Лезти постепенно перестали. Когда я начал остервенело бить в ответ, желание поиздеваться быстро пропадало. Я себя бывало, не узнавал. Оказывается, так просто поставить на место всех тех, кто надеется на наглость и грубую силу. Когда ответишь раз, адекватно угрозам, ответишь другой, потом просто отпускаются тормоза, внушенные окружением и воспитанием, и люди не знают, что делать с тобой, с тобой ухмыляющимся в оскале...
Странное дело, но после того, как я обозначил границы, обозначив себя озверелым одиночкой, ко мне как-то подошел Лопата. Я было напрягся, но он просто встал рядом и подал руку.
— Саня, — сказал он твердо, глядя прямо в глаза.
В феврале я сильно заболел и попал в больницу. В палате лежали чуть не друг на друге, снова пришлось доказывать, что я не лох. Видимо всегда будет такое, что нужно обозначать в новом обществе свой статус. Мне показалось это глупым.
Сны стали сниться немного реже, уже не почти каждый день, раза три в неделю. Иногда вообще дня по четыре подряд, я спал спокойно.
2.
Девчонка была тихой и зашуганой какой-то. В ее голубых глазах плескался пережитый ужас. Весеннее солнце уже не на шутку припекало, а она сидела в наглухо застегнутой куртке, равнодушна к веселым теплым лучам. А одежда на ней была явно новая, недавно купленная. Не то, что наш секонд-хенд.

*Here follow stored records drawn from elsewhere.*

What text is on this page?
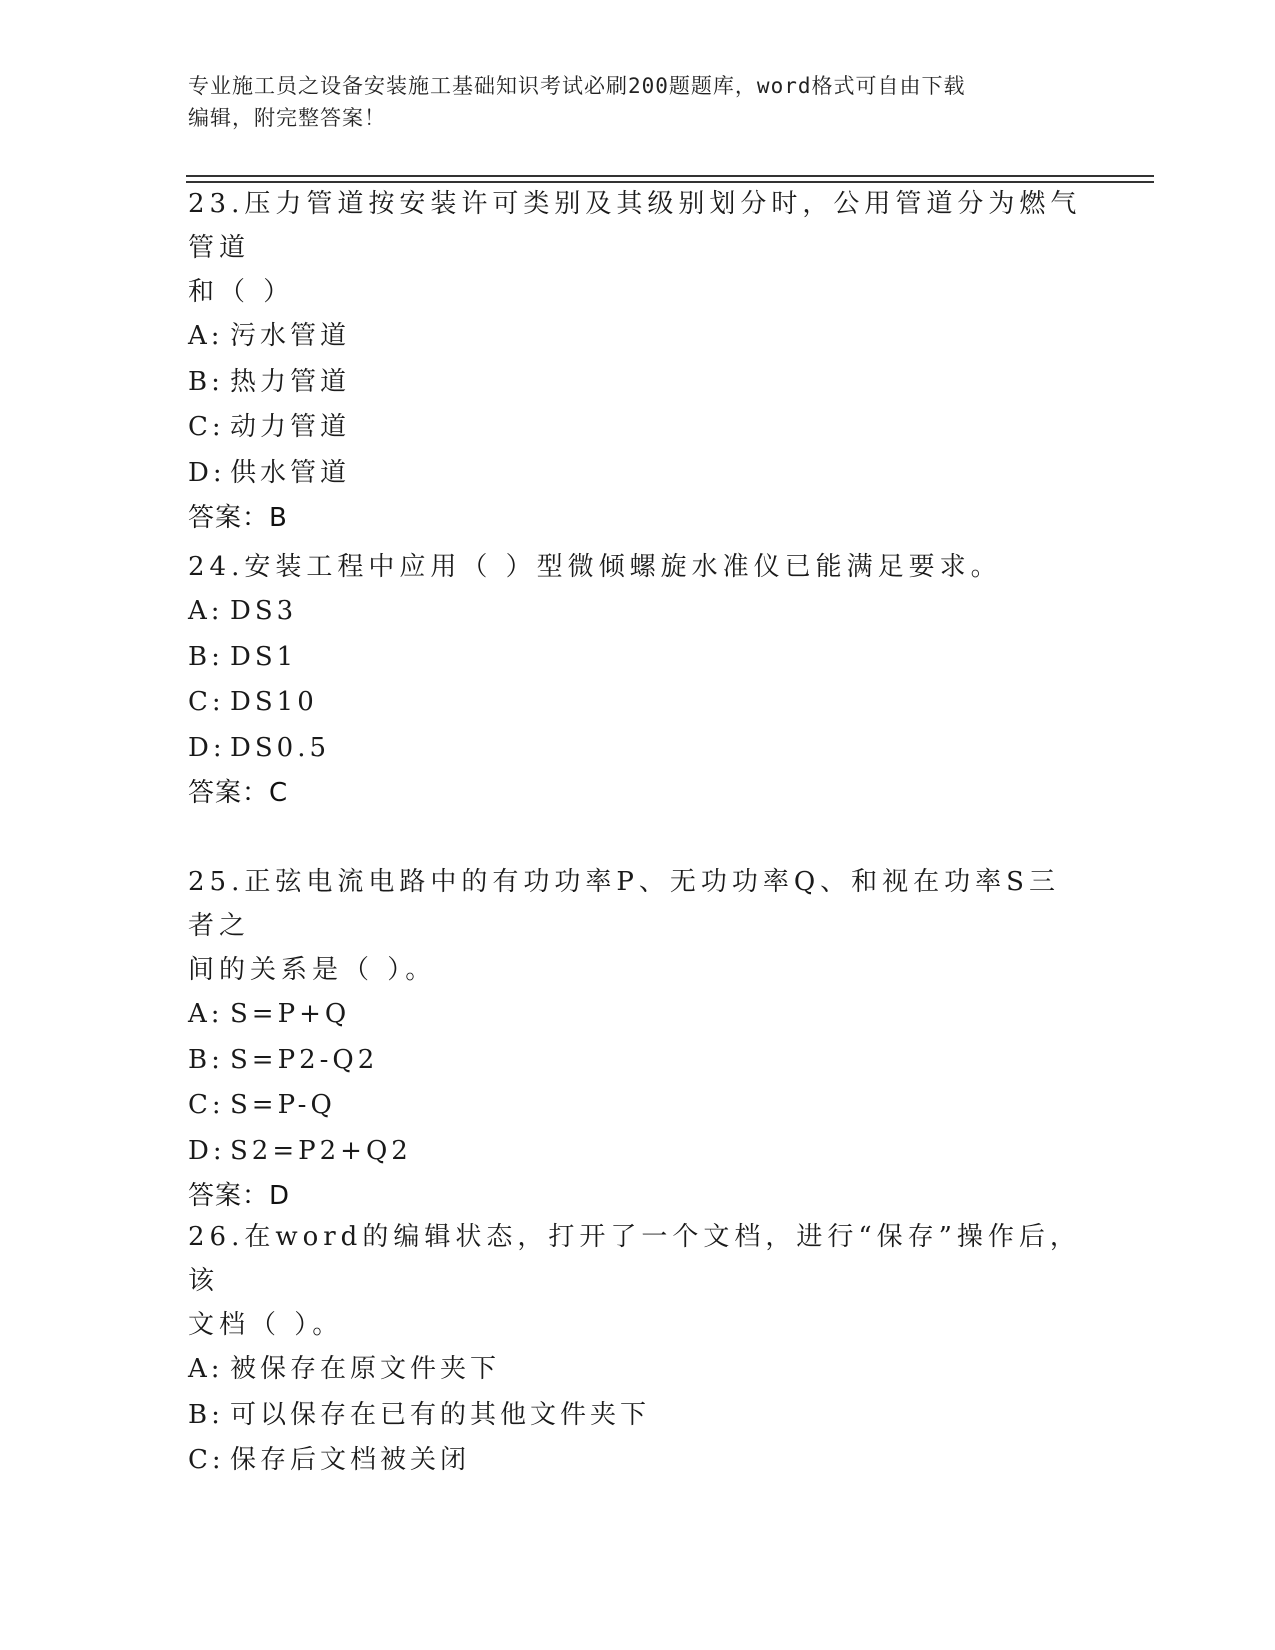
专业施工员之设备安装施工基础知识考试必刷200题题库，word格式可自由下载
编辑，附完整答案！
23.压力管道按安装许可类别及其级别划分时，公用管道分为燃气管道
和（ ）
A: 污水管道
B: 热力管道
C: 动力管道
D: 供水管道
答案：B
24.安装工程中应用（ ）型微倾螺旋水准仪已能满足要求。
A: DS3
B: DS1
C: DS10
D: DS0.5
答案：C
25.正弦电流电路中的有功功率P、无功功率Q、和视在功率S三者之
间的关系是（ ）。
A: S=P+Q
B: S=P2-Q2
C: S=P-Q
D: S2=P2+Q2
答案：D
26.在word的编辑状态，打开了一个文档，进行“保存”操作后，该
文档（ ）。
A: 被保存在原文件夹下
B: 可以保存在已有的其他文件夹下
C: 保存后文档被关闭
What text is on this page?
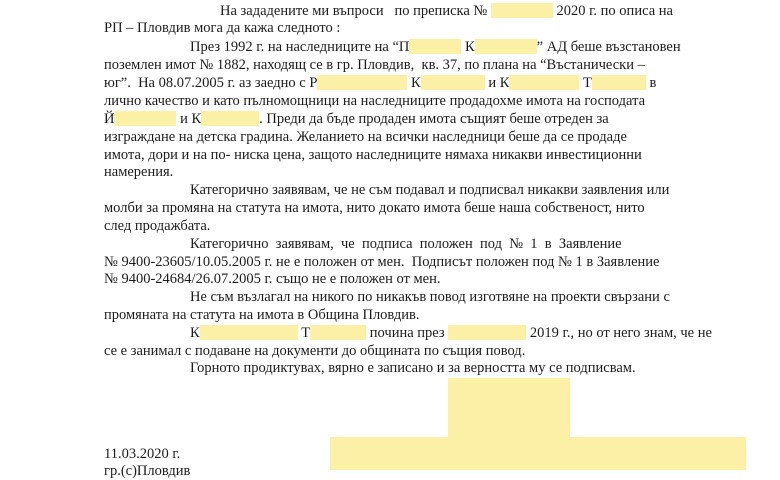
На зададените ми въпроси   по преписка №	2020 г. по описа на
РП – Пловдив мога да кажа следното :
През 1992 г. на наследниците на “П	К	” АД беше възстановен
поземлен имот № 1882, находящ се в гр. Пловдив,  кв. 37, по плана на “Въстанически –
юг”.  На 08.07.2005 г. аз заедно с Р	К	и К	Т	в
лично качество и като пълномощници на наследниците продадохме имота на господата
Й	и К	. Преди да бъде продаден имота същият беше отреден за
изграждане на детска градина. Желанието на всички наследници беше да се продаде
имота, дори и на по- ниска цена, защото наследниците нямаха никакви инвестиционни
намерения.
Категорично заявявам, че не съм подавал и подписвал никакви заявления или
молби за промяна на статута на имота, нито докато имота беше наша собственост, нито
след продажбата.
Категорично  заявявам,  че  подписа  положен  под  №  1  в  Заявление
№ 9400-23605/10.05.2005 г. не е положен от мен.  Подписът положен под № 1 в Заявление
№ 9400-24684/26.07.2005 г. също не е положен от мен.
Не съм възлагал на никого по никакъв повод изготвяне на проекти свързани с
промяната на статута на имота в Община Пловдив.
К	Т	почина през	2019 г., но от него знам, че не
се е занимал с подаване на документи до общината по същия повод.
Горното продиктувах, вярно е записано и за верността му се подписвам.
11.03.2020 г.
гр.(с)Пловдив
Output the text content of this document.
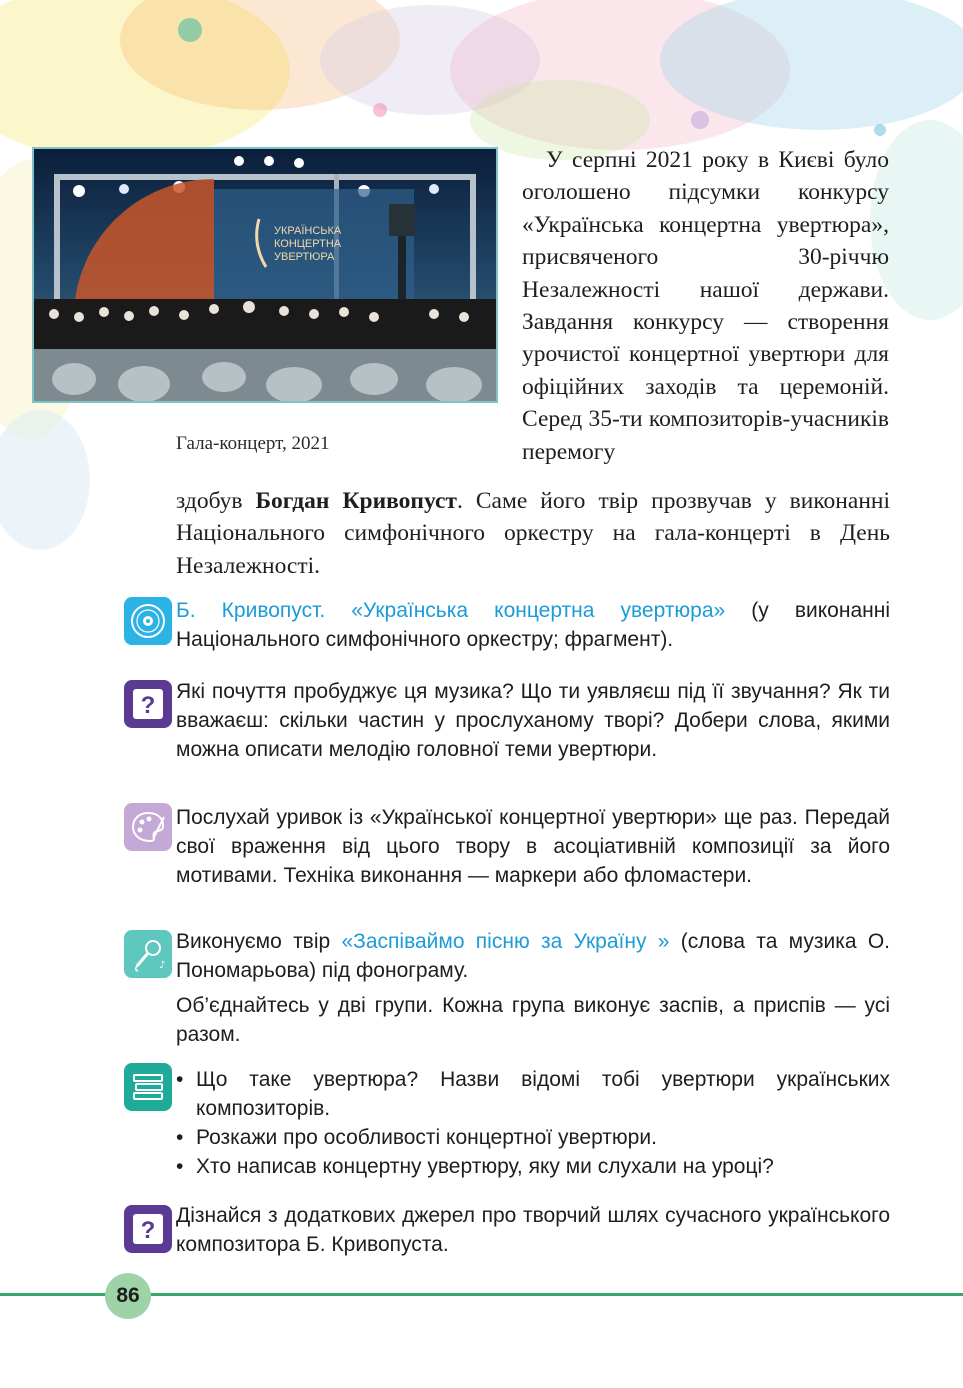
УКРАЇНСЬКА
КОНЦЕРТНА
УВЕРТЮРА
Гала-концерт, 2021
У серпні 2021 року в Києві було оголошено підсумки конкурсу «Українська концертна увертюра», присвяченого 30-річчю Незалежності нашої держави. Завдання конкурсу — створення урочистої концертної увертюри для офіційних заходів та церемоній. Серед 35-ти композиторів-учасників перемогу
здобув Богдан Кривопуст. Саме його твір прозвучав у виконанні Національного симфонічного оркестру на гала-концерті в День Незалежності.
Б. Кривопуст. «Українська концертна увертюра» (у виконанні Національного симфонічного оркестру; фрагмент).
?
Які почуття пробуджує ця музика? Що ти уявляєш під її звучання? Як ти вважаєш: скільки частин у прослуханому творі? Добери слова, якими можна описати мелодію головної теми увертюри.
Послухай уривок із «Української концертної увертюри» ще раз. Передай свої враження від цього твору в асоціативній композиції за його мотивами. Техніка виконання — маркери або фломастери.
♪
Виконуємо твір «Заспіваймо пісню за Україну » (слова та музика О. Пономарьова) під фонограму.
Об’єднайтесь у дві групи. Кожна група виконує заспів, а приспів — усі разом.
• Що таке увертюра? Назви відомі тобі увертюри українських композиторів.
• Розкажи про особливості концертної увертюри.
• Хто написав концертну увертюру, яку ми слухали на уроці?
?
Дізнайся з додаткових джерел про творчий шлях сучасного українського композитора Б. Кривопуста.
86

Вечером, тихарясь по кустам я возвращался с прогулки своей. Тут неожиданно из дверей учебного корпуса вывалили двое мужчин. Трудовик с физруком. Они отошли немного от входа, зажурчало.
— Не завидуй, Степа, — в темноте заалел огонек сигареты, послышался хлопок ладонью по телу. — Вон новенькую видел?
— Это та, что возле входа сидела с утра? — послышался нетрезвый голос
— Ага. Отец сидит, мать там, — огонек сигареты метнулся вверх. — А она здесь. Прикинь, после шелка, да в навоз!
— Ну, вообще-то да, — неуверенно произнес трудовик.
Они покурили и ушли обратно. Я с облегчением скользнул дальше.
Я часто ходил по импровизированному парку, разбитому в дальнем конце территории детдома. Хоть и небольшой, но парк. Деревья, кусты. Дорожки между ними. Скамейки под кронами тополей.
Она часто бывала там, эта девчонка, что я видел тем весенним утром. Она сидела на скамейках, то тут, то там. Сбегая из поля зрения собственного надзирателя (Изюмина старалась, как могла ухудшить мне жизнь), я видел ее одинокую фигурку, в тени еще не распустившихся деревьев. Да, видимо, у нее тоже, не срослось со сверстницами.
Шутки. Юмор. Любили они подшутить, только почему именно над тем, кто не мог в ответ на идиотскую шутку, взять и дать в лоб. А если и мог, то старались делать это толпой, чтобы не видно было, кто это сделал, прятались в толпе эти трусливые "шутники".
Мне, в открытую, уже не грубили, но вот втихую... Кусок, простите, говна, завернутый в бумажку, никогда в туфлях не находили? А я находил. И даже наступал. В общем, милые всё люди, мои сверстники.
В тот день я по обыкновению свалил, едва наша мегера куда-то урулила. Я осторожно прокрался к двери, выглянул тихонько наружу (бывало и там, она меня караулила). Чисто. Свобода!
Девчачий корпус был ближе к парку, кусты подходили вплотную к зданию. Я, стараясь не выходить на открытые пространства, просматриваемые из окон, я шел тропинкой, что лавировала меж двух рядов кустов.
Недалеко от здания я услышал голоса. Женские. Подошел ближе, стараясь не шуметь.
— Ну что, богатенькая? — звук шлепка. — Давай, сучка!
Я осторожно подошел еще ближе, выглянул из-за кустов. Группа девчонок стояла кружком возле скамейки. Тихо стал обходить по дуге, выбирая лучший ракурс.
Кто-то сидел на скамейке, а рядом стояла здоровая такая деваха, поставив ногу, на сидение рядом с сидящей (судя по длинным волосам, это тоже была девушка).